On se remémore ces jours-ci le cinquième anniversaire de Fukushima qui est aussi le trentième de Tchernobyl. Au début de ce mois le Conseil national a adopté une procédure d’arrêt des centrales suisses, d’une tranquille insouciance. Certes Mühleberg sera fermé très bientôt mais les autres continueront à la petite semaine. Circulez, il n’y a rien à voir.
On est revenu de l’état d’esprit dominant juste après Fukushima. On se persuade mollement qu’il n’y a pas urgence, que le risque est minime grâce à l’excellence des techniciens suisses, les meilleurs du monde. Quel est ce risque actuel ?
Dans le concept de risque on mélange deux éléments : la fréquence et la gravité. De cette dernière on est persuadé. Une fusion du cœur sur le Plateau entrainerait la stérilisation définitive d’un cercle de trente kilomètres de rayon, soit une superficie de l’’ordre de 3000 kilomètres carrés avec les champs, les forêts, les fermes mais aussi les villes sur un territoire aussi densément peuplé. Pour Mühleberg cela donne l’abandon de Berne, Fribourg, Neuchâtel et Bienne. On tombe donc d’accord que la gravité serait extrême.
Mais aussitôt on se rabat sur la fréquence. Le risque d’un accident majeur est, pense-t-on, tellement faible qu’il annule la gravité. Dans la mathématique douteuse de la politique cela donne l’infini multiplié par zéro vaut zéro. En bonne mathématique ce produit a une vraie valeur. Les compagnies d’assurance sont habilitées à la calculer. Et elles n’assurent pas le risque d’accident majeur. La facture sera payée par les victimes ou par tous les contribuables suisses. Or, la fréquence est loin d’être assimilable à zéro. Sur cinq cent réacteurs qui ont fonctionnés, cinq cœurs ont fondu. La fréquence est donc de 1%. Avec cinq réacteurs, la Suisse court une chance sur vingt.
Par ailleurs, l’Europe ne souffre pas d’une pénurie d’électricité. Bien au contraire il y a surproduction au point que le prix du marché est inférieur au prix de revient, même des centrales hydroélectriques. Quant au coût réel du kWh nucléaire, nul ne peut l’estimer puisque la charge de gérer les déchets pendant des millénaires est incalculable.

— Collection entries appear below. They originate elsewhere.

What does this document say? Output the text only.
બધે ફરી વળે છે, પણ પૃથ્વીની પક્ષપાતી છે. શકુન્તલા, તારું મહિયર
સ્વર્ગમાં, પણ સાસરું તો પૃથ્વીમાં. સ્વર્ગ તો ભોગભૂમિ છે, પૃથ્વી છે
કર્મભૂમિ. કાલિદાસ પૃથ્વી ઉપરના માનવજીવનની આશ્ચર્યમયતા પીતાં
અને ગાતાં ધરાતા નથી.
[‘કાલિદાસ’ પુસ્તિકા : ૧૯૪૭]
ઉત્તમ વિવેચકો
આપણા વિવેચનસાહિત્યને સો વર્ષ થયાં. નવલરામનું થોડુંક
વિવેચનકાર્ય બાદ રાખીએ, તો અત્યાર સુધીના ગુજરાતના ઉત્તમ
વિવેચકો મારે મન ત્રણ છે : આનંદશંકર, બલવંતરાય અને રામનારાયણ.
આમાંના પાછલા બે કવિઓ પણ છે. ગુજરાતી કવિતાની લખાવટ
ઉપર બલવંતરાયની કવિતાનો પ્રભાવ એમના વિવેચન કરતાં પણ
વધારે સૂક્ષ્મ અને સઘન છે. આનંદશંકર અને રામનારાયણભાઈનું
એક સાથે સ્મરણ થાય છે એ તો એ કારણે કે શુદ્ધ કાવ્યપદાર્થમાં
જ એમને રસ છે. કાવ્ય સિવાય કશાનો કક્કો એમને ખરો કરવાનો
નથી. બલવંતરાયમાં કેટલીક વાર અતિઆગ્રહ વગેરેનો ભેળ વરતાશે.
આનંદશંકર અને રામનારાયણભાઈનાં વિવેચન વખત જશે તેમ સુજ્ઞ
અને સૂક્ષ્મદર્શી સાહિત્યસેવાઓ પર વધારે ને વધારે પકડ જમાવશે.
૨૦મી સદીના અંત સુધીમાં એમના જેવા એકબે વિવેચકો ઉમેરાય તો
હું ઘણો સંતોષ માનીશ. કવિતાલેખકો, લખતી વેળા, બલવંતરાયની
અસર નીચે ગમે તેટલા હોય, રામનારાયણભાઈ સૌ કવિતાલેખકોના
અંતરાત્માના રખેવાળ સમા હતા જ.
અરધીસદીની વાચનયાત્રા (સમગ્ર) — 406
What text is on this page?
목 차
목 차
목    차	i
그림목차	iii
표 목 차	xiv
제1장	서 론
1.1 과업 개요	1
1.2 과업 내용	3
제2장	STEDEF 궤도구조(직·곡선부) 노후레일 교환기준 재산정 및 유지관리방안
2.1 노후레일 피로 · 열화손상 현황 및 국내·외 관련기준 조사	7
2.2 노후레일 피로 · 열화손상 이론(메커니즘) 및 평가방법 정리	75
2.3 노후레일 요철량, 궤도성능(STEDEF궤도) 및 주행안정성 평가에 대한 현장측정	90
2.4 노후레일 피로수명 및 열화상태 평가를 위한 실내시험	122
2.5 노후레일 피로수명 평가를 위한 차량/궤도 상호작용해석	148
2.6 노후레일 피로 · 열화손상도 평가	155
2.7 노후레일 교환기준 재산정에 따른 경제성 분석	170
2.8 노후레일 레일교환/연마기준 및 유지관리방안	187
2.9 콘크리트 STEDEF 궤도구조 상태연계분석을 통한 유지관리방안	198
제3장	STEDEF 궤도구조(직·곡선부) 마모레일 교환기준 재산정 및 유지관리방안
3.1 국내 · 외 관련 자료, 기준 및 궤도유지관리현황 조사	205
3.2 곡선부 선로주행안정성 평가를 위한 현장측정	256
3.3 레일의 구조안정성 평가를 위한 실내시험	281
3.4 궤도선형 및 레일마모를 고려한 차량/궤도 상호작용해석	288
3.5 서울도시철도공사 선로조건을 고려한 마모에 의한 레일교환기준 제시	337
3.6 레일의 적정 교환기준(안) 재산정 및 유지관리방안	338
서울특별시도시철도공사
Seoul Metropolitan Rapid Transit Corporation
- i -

Une fois que tous ces éléments sont pris en compte, une conclusion technique s’impose : plus tôt on fermera les centrales nucléaires mieux cela vaudra en bonne politique nationale. En bonne gestion des exploitants, plus on tarde, plus ils engrangent des bénéfices avec des installations complètement amorties. C’est la seule raison de maintenir en activité ces bombes à retardement. Au Palais fédéral, le lobby de l’électricité est plus puissant que celui de la raison, qui n’existe tout simplement pas.